13 Responses to Topic of the Week: Air France Wreckage Found

  1. matt weber says:

    The answer may turn out to be ‘NOT MUCH’.

    I have two concerns about the FDR and CVR even if they are recovered. We have already had several accidents in which the data from both recorders was never captured because of complete loss of electrical power on the aircraft prior to impact.

    The secondary issue is just how tolerant the storage system is to 2 years of salt water exposure at deep ocean depth/pressure. This is an area where the old magnetic tape storage materials may have been crude by current technology standards, but was in fact remarkably robust.

    It remains to be determined just how robust the storage is under these conditions. Salt water and electronics is a bad combination. I don’t believe the recorders are designed to survive long term immersion in salt water at depths of several thousand meters.

    So I am not holding my breath for dramatic revelations in the near term. The FDR and CVR haven’t been found, and it isn’t clear that the really interesting ‘stuff’ was recorded, or that even if recorded, it has survived the accident and a couple years near the bottom of the ocean in salt water…

  2. cstclair says:

    I agree with Matt, it will though be interesting to learn how the FDR & CDR have made out in these conditions so that the next generation might be made more durable. And, as the old adage goes, any new information gleaned might shed light on this mystery.

  3. I had not heard about them finding wreckage. But what a sad topic to end the week with, the reminder of the death of 200+ people.

    From the wreckage they should be able to tell from what part of the plane did or did not cause a problem like an explosion or something.

  4. Sean says:

    I’m guessing that if they find the flight recorders they’ll just confirm the theories that have already been proposed. The accident was probably similar to what happened to China Airlines flight 006, where a slight mechanical problem combined with poor crew resource management almost led to disaster. Here they most likely had non-critical mechanical problem + CRM difficulties + horrible turbulence and weather which together was enough to cause this accident.

  5. J Norman says:

    I was just watching the Nova special on this a couple of weeks ago. I agree it may be tough to discern a whole lot because of the salt water but I think the forensics people will find enough to point to the pitot static system like it has on other A330s.

  6. Ace_dc says:

    Just goes to show that Nessie is a fake. With this technology, they should have found her by now, right?

  7. Rahul says:

    @Sean: On what basis do you make the claim that poor crew resource management contributed to the crash of AF447? That seems like complete speculation to me.

    • Sean says:

      @Rahul, The theory I mentioned is detailed in the Nova special on flight 447.

      It is speculation.

      However it’s speculation based on the few facts known about the case and the historical causes of aviation accidents. The two main “facts” known about the case are:
      1. The Pitot tubes failed, depriving the plane of altitude and speed information. and
      2. The plane impacted the water belly first and intact.
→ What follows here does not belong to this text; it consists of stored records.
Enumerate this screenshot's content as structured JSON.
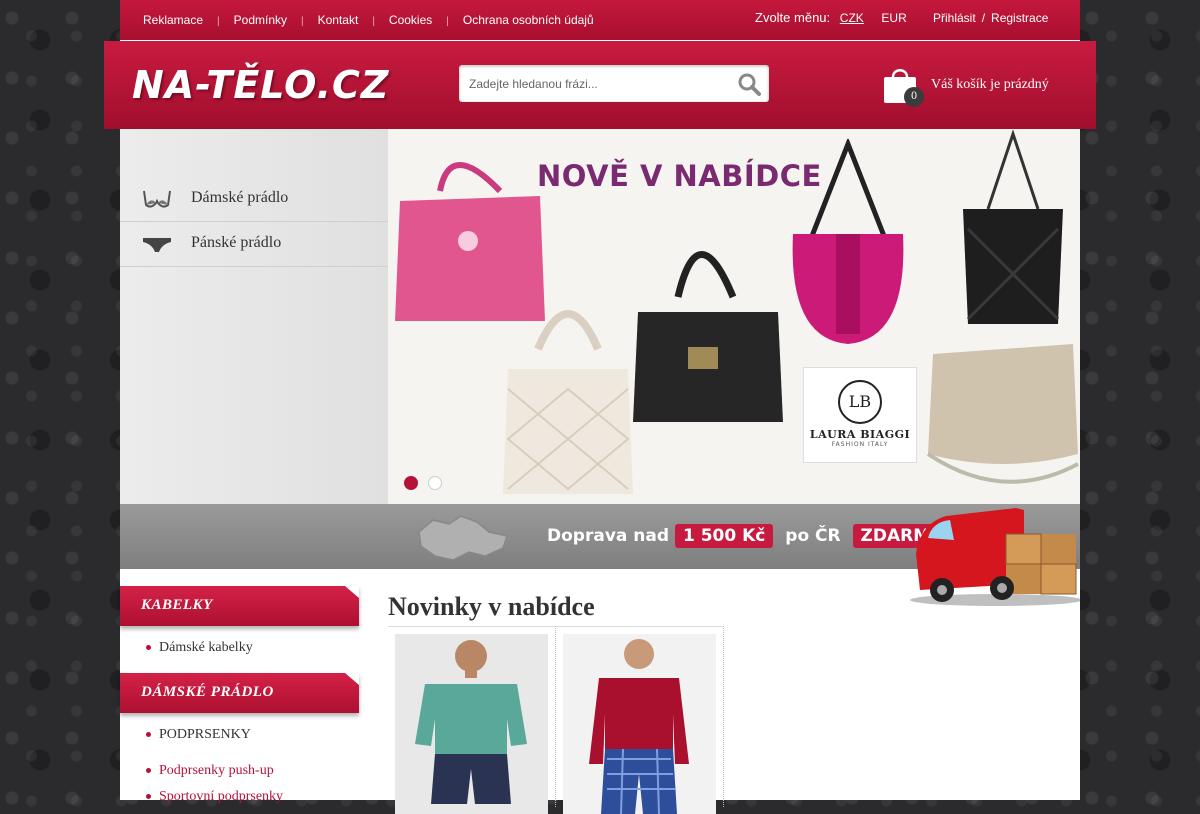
{
  "topbar": {
    "links": [
      "Reklamace",
      "Podmínky",
      "Kontakt",
      "Cookies",
      "Ochrana osobních údajů"
    ],
    "currency_label": "Zvolte měnu:",
    "currencies": [
      "CZK",
      "EUR"
    ],
    "login": "Přihlásit",
    "register": "Registrace"
  },
  "header": {
    "logo": "NA-TĚLO.CZ",
    "search_placeholder": "Zadejte hledanou frázi...",
    "cart_count": "0",
    "cart_text": "Váš košík je prázdný"
  },
  "category_menu": [
    "Dámské prádlo",
    "Pánské prádlo"
  ],
  "banner": {
    "title": "NOVĚ V NABÍDCE",
    "brand_monogram": "LB",
    "brand_name": "LAURA BIAGGI",
    "brand_sub": "FASHION ITALY",
    "active_slide": 1,
    "slides": 2
  },
  "shipping": {
    "prefix": "Doprava nad",
    "amount": "1 500 Kč",
    "middle": "po ČR",
    "badge": "ZDARMA"
  },
  "sidebar": {
    "sections": [
      {
        "title": "KABELKY",
        "items": [
          "Dámské kabelky"
        ]
      },
      {
        "title": "DÁMSKÉ PRÁDLO",
        "items": [
          "PODPRSENKY",
          "Podprsenky push-up",
          "Sportovní podprsenky"
        ]
      }
    ]
  },
  "main": {
    "title": "Novinky v nabídce"
  },
  "colors": {
    "brand_red": "#b5123a",
    "banner_title": "#7a2a70"
  }
}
      Pitot tube failure alone shouldn’t be enough to bring down an airliner, and the plane hitting the water belly first indicates that it was likely in a controllable state. Combine these two together and there has to be another factor in the accident chain that brought the plane down. Looking at historical aviation accidents where a controllable plane crashes, pilot error becomes a possible cause.

      The example I cited above was China Airlines flight 006. In that incident a simple engine problem started a chain of events that led to the plane plunging more 32,000 feet in just a few minutes, because of a combination of simple mistakes made by the crew.

      One of the theories proposed by the Nova documentary was quite similar. They proposed that with the Pitot tube failure combined with extreme turbulence the crew became too focused on the error messages they were receiving from related systems that they didn’t perform the actions suitable to a Pitot tube failure mode (going to 80% thrust with 5 degrees vertical trim), leading the plane into an unrecoverable stall.

      All of this is speculation, but it’s speculation based on the known facts of the accident.

  8. Ace_dc says:

    Frankly, I found that there is a lot of money able to be spent in tragedy. How many millions spent on this second effort? Couldn’t be spent on research for better technology?

    • Sean says:

      You could argue that the money spent on the search is money being spent on better technology. They need to find out what happened to the plane to know what better technology could have prevented the accident.

  9. Elliott P. says:

    The article states that a judge handed down a preliminary decision that Airbus can be charged with manslaughter due to this case. Now THAT is a topic for a Friday discussion. Seems ridiculous to me.

  10. RedBaron007 says:

    What this will give the investigators is more data – data on how the airplane came apart and information on the wreckage itself, which can say a lot about the accident. It’s VERY premature to discuss pilot error. Don’t forget they were in an area of severe thunderstorms when they began receiving erroneous airspeed information. That is a significant factor that needs to be considered, in my opinion. There seem to be a number of contributing factors that made the situation the pilots faced very difficult and complicated. I hope the FDR and CVR are both recoverable and have retrievable data. This is an accident that pilots can learn a lot from.